Martin Splitt, Google Developer Relations, and Gary Illyes, Google Webmaster Trends Analyst both provided their perspectives on indexing the web from Google’s point of view.
According to Illyes, the idea of a crawl budget was developed by the search community independently of Google.
“Because people were talking about it, we tried to come up with something… at least, somehow defined. And then we worked with two or three or four teams– I don’t remember– where we tried to come up with at least a few internal metrics that could map together into something that people externally define as crawl budget,” Illyes said on the podcast topic ‘Should I worry about crawl budget?’ of Google Search Central YouTube Channel on August 25, 2022.

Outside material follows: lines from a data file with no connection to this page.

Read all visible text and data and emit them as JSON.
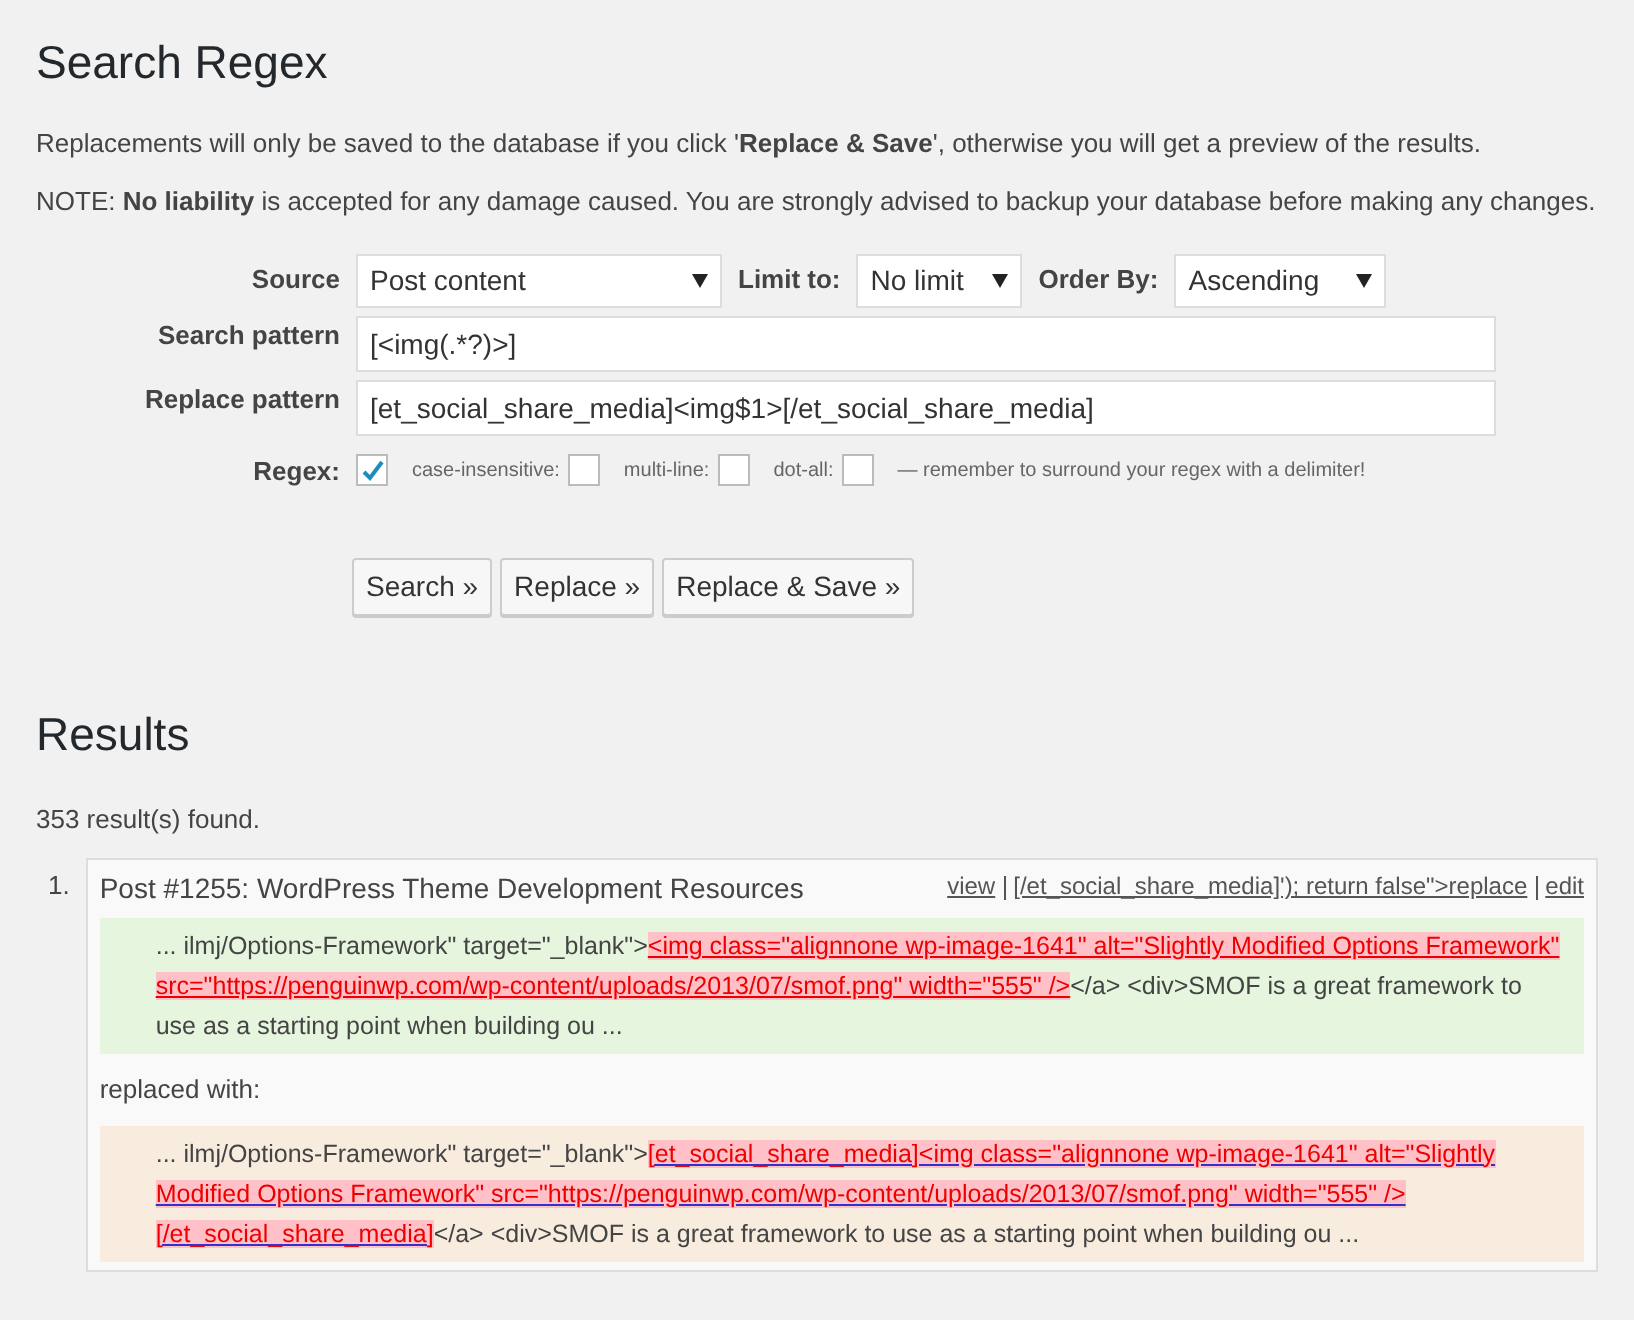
{
  "title": "Search Regex",
  "intro": "Replacements will only be saved to the database if you click '**Replace & Save**', otherwise you will get a preview of the results.",
  "note": "NOTE: **No liability** is accepted for any damage caused. You are strongly advised to backup your database before making any changes.",
  "form": {
    "source": {
      "label": "Source",
      "value": "Post content"
    },
    "limit": {
      "label": "Limit to:",
      "value": "No limit"
    },
    "order": {
      "label": "Order By:",
      "value": "Ascending"
    },
    "search_pattern": {
      "label": "Search pattern",
      "value": "[<img(.*?)>]"
    },
    "replace_pattern": {
      "label": "Replace pattern",
      "value": "[et_social_share_media]<img$1>[/et_social_share_media]"
    },
    "regex": {
      "label": "Regex:",
      "checked": true
    },
    "options": [
      {
        "label": "case-insensitive:",
        "checked": false
      },
      {
        "label": "multi-line:",
        "checked": false
      },
      {
        "label": "dot-all:",
        "checked": false
      }
    ],
    "hint": "— remember to surround your regex with a delimiter!",
    "buttons": [
      "Search »",
      "Replace »",
      "Replace & Save »"
    ]
  },
  "results": {
    "title": "Results",
    "count": "353 result(s) found.",
    "items": [
      {
        "number": "1.",
        "title": "Post #1255: WordPress Theme Development Resources",
        "actions": [
          "view",
          "[/et_social_share_media]'); return false\">replace",
          "edit"
        ],
        "excerpts": [
          {
            "kind": "original",
            "segments": [
              {
                "text": "... ilmj/Options-Framework\" target=\"_blank\">",
                "highlighted": false
              },
              {
                "text": "<img class=\"alignnone wp-image-1641\" alt=\"Slightly Modified Options Framework\" src=\"https://penguinwp.com/wp-content/uploads/2013/07/smof.png\" width=\"555\" />",
                "highlighted": true
              },
              {
                "text": "</a> <div>SMOF is a great framework to use as a starting point when building ou ...",
                "highlighted": false
              }
            ]
          },
          {
            "kind": "label",
            "text": "replaced with:"
          },
          {
            "kind": "replaced",
            "segments": [
              {
                "text": "... ilmj/Options-Framework\" target=\"_blank\">",
                "highlighted": false
              },
              {
                "text": "[et_social_share_media]<img class=\"alignnone wp-image-1641\" alt=\"Slightly Modified Options Framework\" src=\"https://penguinwp.com/wp-content/uploads/2013/07/smof.png\" width=\"555\" /> [/et_social_share_media]",
                "highlighted": true
              },
              {
                "text": "</a> <div>SMOF is a great framework to use as a starting point when building ou ...",
                "highlighted": false
              }
            ]
          }
        ]
      }
    ]
  }
}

While Illyes claims that practical factors like the number of URLs that the server will permit Googlebot to crawl without overwhelming the server form a portion of the calculation for a crawl budget.
Illyes said it was the blogs in the search business that had in the past spread the idea that the crawl budget was something to be worried about, but he claimed, it was not.
“I think it’s partly a fear of something happening that they can’t control, that people can’t control, and the other thing is just misinformation. I think most people don’t have to worry about it, and when I say most, it’s probably over 90% of sites on the internet don’t have to worry about it,” Illyes said.
Illyes and Splitt pointed out that because of its constrained capacity, Google is unable to index every page on the internet and since Google cannot crawl everything, it is crucial to be selective and only index the most relevant stuff.